Oliver Stone was another of the early settlers, coming from Conn., the year he settled being one for scarcity, he was forced to travel to Utica, where the only provisions he was able to obtain was a bag of bran, which he carried back on his back.

I n 1811, several families came from New Jersey and settled in what was called
Jersey Bush.  Among them were Thomas and William Harris, Joseph English, Phineas Hamblet, Elijah Carpenter, John S. Brown and a Mr.

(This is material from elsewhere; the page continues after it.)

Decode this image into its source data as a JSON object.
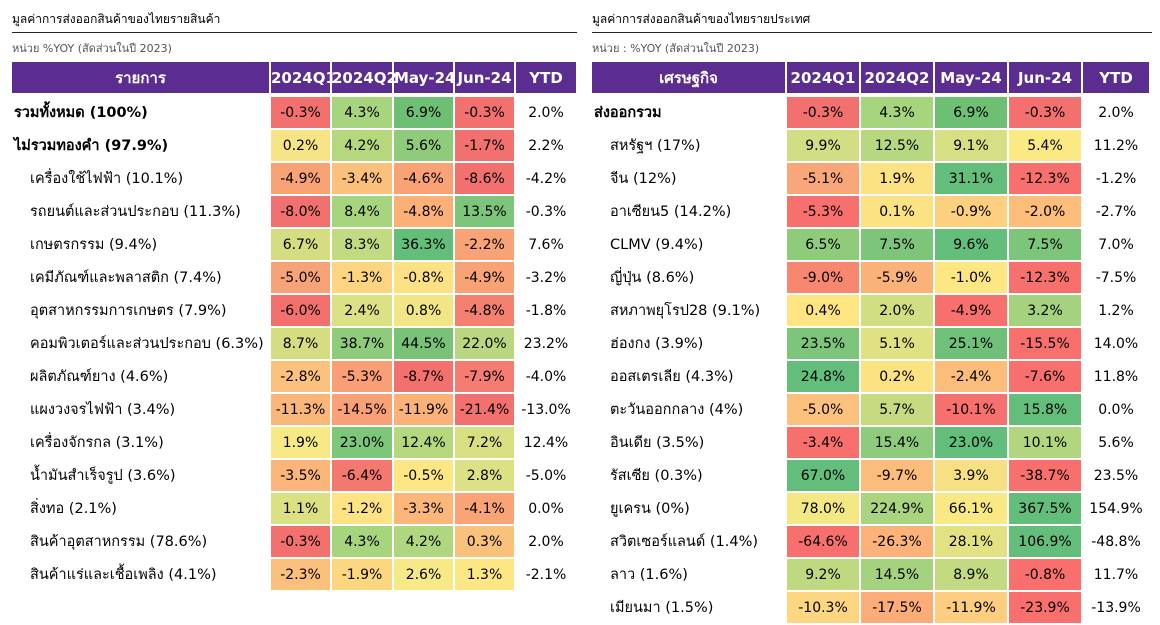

Abraham.  After a few generations the families moved to more promising localities, this being hilltop land where the soil was thin and easily depleted.  The land that they toiled so hard to clear was eventually taken over by the state and reforested, so that now there is no trace of what was once a thriving settlement.  So nature reclaims her own.

Nelson has the distinction of having passed one of the most unusual acts, part of which was a forerunner of later legislation.  The first dog tax in this section if not in the state was passed here in 1809, when a tax of 25 cents was imposed on everyone who owed a dog.  The proceeds were to go for the purchase of a Merino ram to be used by anyone who raised sheep.  This was during the Merino sheep craze, which was prevalent over much of the northeast.  At the same time the town voted a bounty of $20 in addition to the one given by the state, for every wolf killed.  Thus they provided for the propagation and protection of their flocks.  However, at one early meeting it was voted that "sheep rams shall not run on the common after the first day of September until the first day of January, on the penalty of being forfeit."

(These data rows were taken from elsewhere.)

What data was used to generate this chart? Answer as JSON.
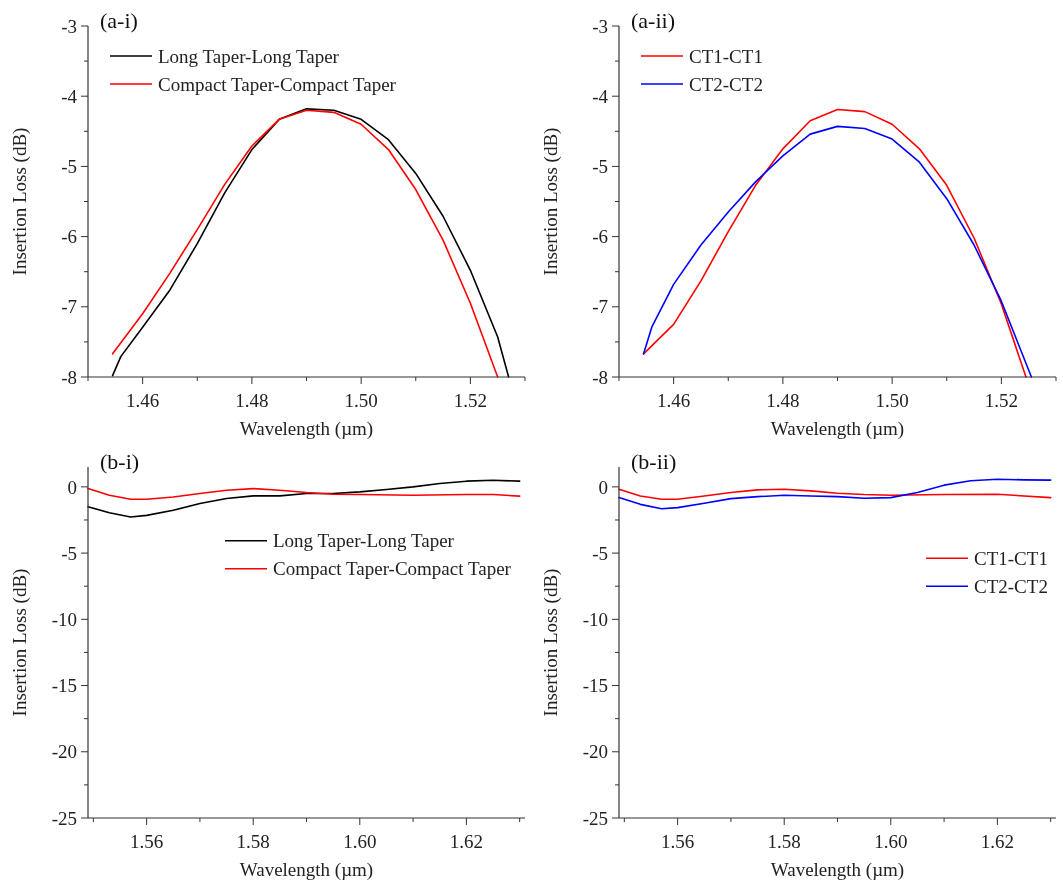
{
  "chart_data": [
    {
      "type": "line",
      "annotations": [
        "(a-i)"
      ],
      "xlabel": "Wavelength (µm)",
      "ylabel": "Insertion Loss (dB)",
      "legend": "top left",
      "xlim": [
        1.45,
        1.53
      ],
      "ylim": [
        -8,
        -3
      ],
      "xticks": [
        {
          "value": 1.45,
          "label": null
        },
        1.46,
        {
          "value": 1.47,
          "label": null
        },
        1.48,
        {
          "value": 1.49,
          "label": null
        },
        {
          "value": 1.5,
          "label": "1.50"
        },
        {
          "value": 1.51,
          "label": null
        },
        1.52,
        {
          "value": 1.53,
          "label": null
        }
      ],
      "yticks": [
        -8,
        {
          "value": -7.5,
          "label": null
        },
        -7,
        {
          "value": -6.5,
          "label": null
        },
        -6,
        {
          "value": -5.5,
          "label": null
        },
        -5,
        {
          "value": -4.5,
          "label": null
        },
        -4,
        {
          "value": -3.5,
          "label": null
        },
        -3
      ],
      "series": [
        {
          "name": "Long Taper-Long Taper",
          "color": "#000000",
          "x": [
            1.4545,
            1.456,
            1.46,
            1.465,
            1.47,
            1.475,
            1.48,
            1.485,
            1.49,
            1.495,
            1.5,
            1.505,
            1.51,
            1.515,
            1.52,
            1.525,
            1.527
          ],
          "values": [
            -7.98,
            -7.71,
            -7.29,
            -6.76,
            -6.1,
            -5.38,
            -4.76,
            -4.33,
            -4.18,
            -4.2,
            -4.33,
            -4.62,
            -5.1,
            -5.71,
            -6.48,
            -7.43,
            -8
          ]
        },
        {
          "name": "Compact Taper-Compact Taper",
          "color": "#ff0000",
          "x": [
            1.4545,
            1.46,
            1.465,
            1.47,
            1.475,
            1.48,
            1.485,
            1.49,
            1.495,
            1.5,
            1.505,
            1.51,
            1.515,
            1.52,
            1.525
          ],
          "values": [
            -7.67,
            -7.1,
            -6.52,
            -5.9,
            -5.26,
            -4.71,
            -4.33,
            -4.2,
            -4.23,
            -4.4,
            -4.76,
            -5.33,
            -6.05,
            -6.95,
            -8
          ]
        }
      ]
    },
    {
      "type": "line",
      "annotations": [
        "(a-ii)"
      ],
      "xlabel": "Wavelength (µm)",
      "ylabel": "Insertion Loss (dB)",
      "legend": "top left",
      "xlim": [
        1.45,
        1.53
      ],
      "ylim": [
        -8,
        -3
      ],
      "xticks": [
        {
          "value": 1.45,
          "label": null
        },
        1.46,
        {
          "value": 1.47,
          "label": null
        },
        1.48,
        {
          "value": 1.49,
          "label": null
        },
        {
          "value": 1.5,
          "label": "1.50"
        },
        {
          "value": 1.51,
          "label": null
        },
        1.52,
        {
          "value": 1.53,
          "label": null
        }
      ],
      "yticks": [
        -8,
        {
          "value": -7.5,
          "label": null
        },
        -7,
        {
          "value": -6.5,
          "label": null
        },
        -6,
        {
          "value": -5.5,
          "label": null
        },
        -5,
        {
          "value": -4.5,
          "label": null
        },
        -4,
        {
          "value": -3.5,
          "label": null
        },
        -3
      ],
      "series": [
        {
          "name": "CT1-CT1",
          "color": "#ff0000",
          "x": [
            1.4545,
            1.46,
            1.465,
            1.47,
            1.475,
            1.48,
            1.485,
            1.49,
            1.495,
            1.5,
            1.505,
            1.51,
            1.515,
            1.52,
            1.5245
          ],
          "values": [
            -7.67,
            -7.25,
            -6.63,
            -5.93,
            -5.27,
            -4.75,
            -4.35,
            -4.19,
            -4.22,
            -4.4,
            -4.75,
            -5.27,
            -6.02,
            -6.96,
            -8
          ]
        },
        {
          "name": "CT2-CT2",
          "color": "#0000ff",
          "x": [
            1.4545,
            1.456,
            1.46,
            1.465,
            1.47,
            1.475,
            1.48,
            1.485,
            1.49,
            1.495,
            1.5,
            1.505,
            1.51,
            1.515,
            1.52,
            1.5255
          ],
          "values": [
            -7.67,
            -7.29,
            -6.68,
            -6.12,
            -5.65,
            -5.22,
            -4.85,
            -4.54,
            -4.43,
            -4.46,
            -4.61,
            -4.94,
            -5.46,
            -6.12,
            -6.92,
            -8
          ]
        }
      ]
    },
    {
      "type": "line",
      "annotations": [
        "(b-i)"
      ],
      "xlabel": "Wavelength (µm)",
      "ylabel": "Insertion Loss (dB)",
      "legend": "top right",
      "xlim": [
        1.549,
        1.631
      ],
      "ylim": [
        -25,
        1.5
      ],
      "xticks": [
        {
          "value": 1.55,
          "label": null
        },
        1.56,
        {
          "value": 1.57,
          "label": null
        },
        1.58,
        {
          "value": 1.59,
          "label": null
        },
        {
          "value": 1.6,
          "label": "1.60"
        },
        {
          "value": 1.61,
          "label": null
        },
        1.62,
        {
          "value": 1.63,
          "label": null
        }
      ],
      "yticks": [
        -25,
        {
          "value": -22.5,
          "label": null
        },
        -20,
        {
          "value": -17.5,
          "label": null
        },
        -15,
        {
          "value": -12.5,
          "label": null
        },
        -10,
        {
          "value": -7.5,
          "label": null
        },
        -5,
        {
          "value": -2.5,
          "label": null
        },
        0
      ],
      "series": [
        {
          "name": "Long Taper-Long Taper",
          "color": "#000000",
          "x": [
            1.549,
            1.553,
            1.557,
            1.56,
            1.565,
            1.57,
            1.575,
            1.58,
            1.585,
            1.59,
            1.595,
            1.6,
            1.605,
            1.61,
            1.615,
            1.62,
            1.625,
            1.63
          ],
          "values": [
            -1.5,
            -1.95,
            -2.27,
            -2.15,
            -1.77,
            -1.26,
            -0.88,
            -0.68,
            -0.68,
            -0.5,
            -0.5,
            -0.38,
            -0.2,
            0,
            0.25,
            0.43,
            0.5,
            0.43
          ]
        },
        {
          "name": "Compact Taper-Compact Taper",
          "color": "#ff0000",
          "x": [
            1.549,
            1.553,
            1.557,
            1.56,
            1.565,
            1.57,
            1.575,
            1.58,
            1.585,
            1.59,
            1.595,
            1.6,
            1.61,
            1.62,
            1.625,
            1.63
          ],
          "values": [
            -0.13,
            -0.63,
            -0.93,
            -0.93,
            -0.76,
            -0.5,
            -0.25,
            -0.13,
            -0.25,
            -0.43,
            -0.56,
            -0.58,
            -0.63,
            -0.58,
            -0.58,
            -0.7
          ]
        }
      ]
    },
    {
      "type": "line",
      "annotations": [
        "(b-ii)"
      ],
      "xlabel": "Wavelength (µm)",
      "ylabel": "Insertion Loss (dB)",
      "legend": "right",
      "xlim": [
        1.549,
        1.631
      ],
      "ylim": [
        -25,
        1.5
      ],
      "xticks": [
        {
          "value": 1.55,
          "label": null
        },
        1.56,
        {
          "value": 1.57,
          "label": null
        },
        1.58,
        {
          "value": 1.59,
          "label": null
        },
        {
          "value": 1.6,
          "label": "1.60"
        },
        {
          "value": 1.61,
          "label": null
        },
        1.62,
        {
          "value": 1.63,
          "label": null
        }
      ],
      "yticks": [
        -25,
        {
          "value": -22.5,
          "label": null
        },
        -20,
        {
          "value": -17.5,
          "label": null
        },
        -15,
        {
          "value": -12.5,
          "label": null
        },
        -10,
        {
          "value": -7.5,
          "label": null
        },
        -5,
        {
          "value": -2.5,
          "label": null
        },
        0
      ],
      "series": [
        {
          "name": "CT1-CT1",
          "color": "#ff0000",
          "x": [
            1.549,
            1.553,
            1.557,
            1.56,
            1.565,
            1.57,
            1.575,
            1.58,
            1.585,
            1.59,
            1.595,
            1.6,
            1.61,
            1.62,
            1.63
          ],
          "values": [
            -0.18,
            -0.69,
            -0.94,
            -0.94,
            -0.69,
            -0.43,
            -0.23,
            -0.18,
            -0.3,
            -0.48,
            -0.58,
            -0.63,
            -0.58,
            -0.56,
            -0.81
          ]
        },
        {
          "name": "CT2-CT2",
          "color": "#0000ff",
          "x": [
            1.549,
            1.553,
            1.557,
            1.56,
            1.565,
            1.57,
            1.575,
            1.58,
            1.585,
            1.59,
            1.595,
            1.6,
            1.605,
            1.61,
            1.615,
            1.62,
            1.625,
            1.63
          ],
          "values": [
            -0.81,
            -1.32,
            -1.65,
            -1.57,
            -1.24,
            -0.89,
            -0.74,
            -0.63,
            -0.69,
            -0.74,
            -0.86,
            -0.81,
            -0.43,
            0.13,
            0.46,
            0.58,
            0.53,
            0.51
          ]
        }
      ]
    }
  ]
}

In its early history, Erieville had three churches: Baptist, Methodist, Episcopal and Universalist.  The Baptists held meetings in homes as early as 1809 and in 1811 they built their first church.  They occupied the building for about a year when, the trustees, having neglected to obtain a title, they were dispossessed because of a change in ownership.  They then built what was known as the "temple".  This was about a mile north of Erieville.  This building was used as a school after 1821 when they built a larger church in what is now the cemetery.  In 1877 they moved the building about forty rods south so that the lot on which it stood could be used to enlarge the cemetery.  The original cost of the church was $2,000.  At its removal, $4,000 was spent in remodeling it.  Finally (perhaps discouraged?) they deeded their church to the Methodists in 1912.  This, at present, is the only church in the town.  The Methodists held their first meeting in 1826.  Meetings were held by Circuit Preachers in private homes and schoolhouses, every two weeks, and for several years in the schoolhouse on the Nelson-Georgetown line (Fire Tower Rd.) and later in the Erieville School House.  In 1850, they built their church at a cost of $800.  It was later sold for a town hall and the church sheds used for storing the road machinery.  This building burned in 1931.  The Universalist Church once had a large society.  In 1842 their church was built by Benjamin Wadsworth, George Richardson, Ruel Richardson, George Wells and Nathaniel Davis.  This building is now used as the Grange Hall.